How to Analyze Communication Data from Laboratory Experiments Without Being a Machine Learning Specialist
Abstract
Recently, the analysis of communication has gained attention in experimental research. One important question is whether certain types of communication affect decisions differently than others. In this regard, Houser & Xiao (2011) present an approach for the classification of natural language messages. The primary limitation of their approach is its limited applicability to large message datasets. Therefore, Penczynski (2019) extends the methodological instruments by applying a machine learning classifier to experimental communication data. This is accompanied by the problem of a dearth of machine learning knowledge among experimenters. Hence, this paper presents an approach that employs a publicly available machine learning text analysis application.

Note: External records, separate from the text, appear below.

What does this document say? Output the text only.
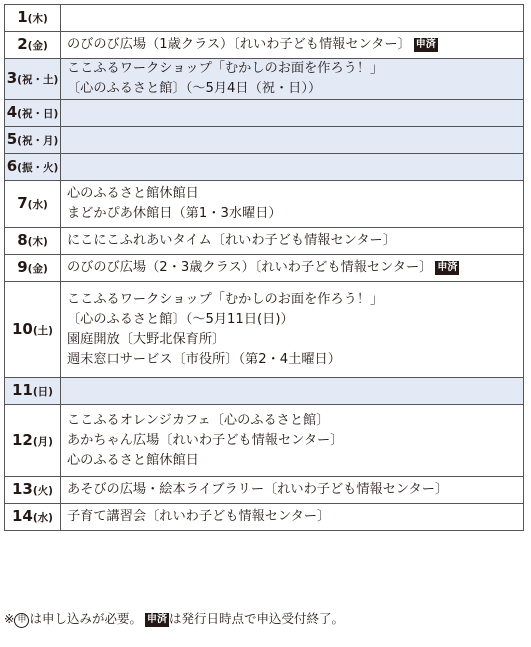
1(木)	

2(金)	のびのび広場（1歳クラス）〔れいわ子ども情報センター〕 申済

3(祝・土)	ここふるワークショップ「むかしのお面を作ろう！」
〔心のふるさと館〕（～5月4日（祝・日））

4(祝・日)	

5(祝・月)	

6(振・火)	

7(水)	心のふるさと館休館日
まどかぴあ休館日（第1・3水曜日）

8(木)	にこにこふれあいタイム〔れいわ子ども情報センター〕

9(金)	のびのび広場（2・3歳クラス）〔れいわ子ども情報センター〕 申済

10(土)	ここふるワークショップ「むかしのお面を作ろう！」
〔心のふるさと館〕（～5月11日(日)）
園庭開放〔大野北保育所〕
週末窓口サービス〔市役所〕（第2・4土曜日）

11(日)	

12(月)	ここふるオレンジカフェ〔心のふるさと館〕
あかちゃん広場〔れいわ子ども情報センター〕
心のふるさと館休館日

13(火)	あそびの広場・絵本ライブラリー〔れいわ子ども情報センター〕

14(水)	子育て講習会〔れいわ子ども情報センター〕
※ 申 は申し込みが必要。 申済 は発行日時点で申込受付終了。
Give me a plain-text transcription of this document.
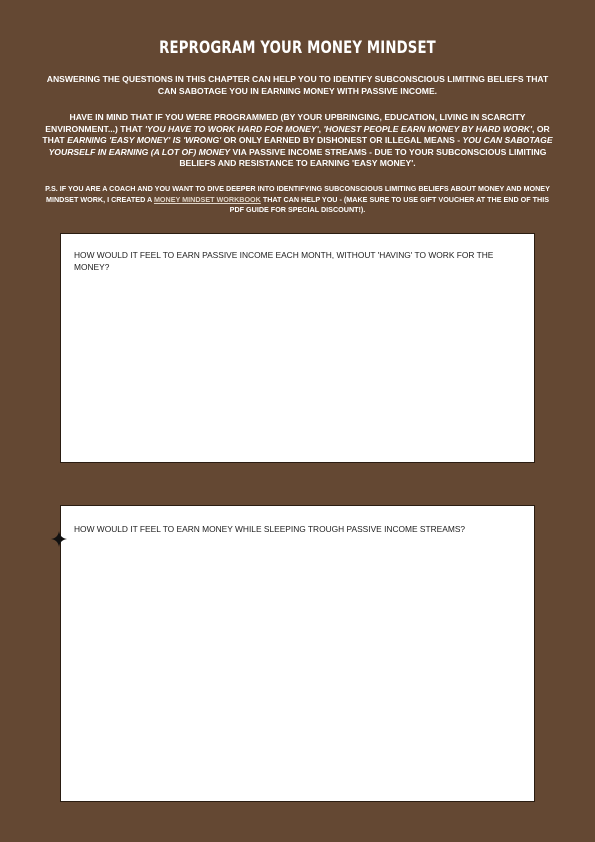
REPROGRAM YOUR MONEY MINDSET

ANSWERING THE QUESTIONS IN THIS CHAPTER CAN HELP YOU TO IDENTIFY SUBCONSCIOUS LIMITING BELIEFS THAT CAN SABOTAGE YOU IN EARNING MONEY WITH PASSIVE INCOME.

HAVE IN MIND THAT IF YOU WERE PROGRAMMED (BY YOUR UPBRINGING, EDUCATION, LIVING IN SCARCITY ENVIRONMENT...) THAT 'YOU HAVE TO WORK HARD FOR MONEY', 'HONEST PEOPLE EARN MONEY BY HARD WORK', OR THAT EARNING 'EASY MONEY' IS 'WRONG' OR ONLY EARNED BY DISHONEST OR ILLEGAL MEANS - YOU CAN SABOTAGE YOURSELF IN EARNING (A LOT OF) MONEY VIA PASSIVE INCOME STREAMS - DUE TO YOUR SUBCONSCIOUS LIMITING BELIEFS AND RESISTANCE TO EARNING 'EASY MONEY'.

P.S. IF YOU ARE A COACH AND YOU WANT TO DIVE DEEPER INTO IDENTIFYING SUBCONSCIOUS LIMITING BELIEFS ABOUT MONEY AND MONEY MINDSET WORK, I CREATED A MONEY MINDSET WORKBOOK THAT CAN HELP YOU - (MAKE SURE TO USE GIFT VOUCHER AT THE END OF THIS PDF GUIDE FOR SPECIAL DISCOUNT!).

HOW WOULD IT FEEL TO EARN PASSIVE INCOME EACH MONTH, WITHOUT 'HAVING' TO WORK FOR THE MONEY?

HOW WOULD IT FEEL TO EARN MONEY WHILE SLEEPING TROUGH PASSIVE INCOME STREAMS?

This makes it possible to analyze larger datasets based on small training datasets classified beforehand by human evaluators. As a first step, I use primary communication data reported by Charness and Dufwenberg (2006) to generate both training and test datasets. Following this approach, I am able to substantially replicate the original classification results obtained by Charness and Dufwenberg. The second step again involves messages from Charness and Dufwenberg as training data, while I take messages from a related trust game published by Deck et al. (2013) as a test, dataset. Promisingly, I am also able to replicate the classification results obtained by the external evaluators, as reported by Deck et al. The findings suggest that machine learning can be used to analyze large message datasets, both if the artificial intelligence is trained with data from the very same experiment and if it is trained with message data from a comparable experiment.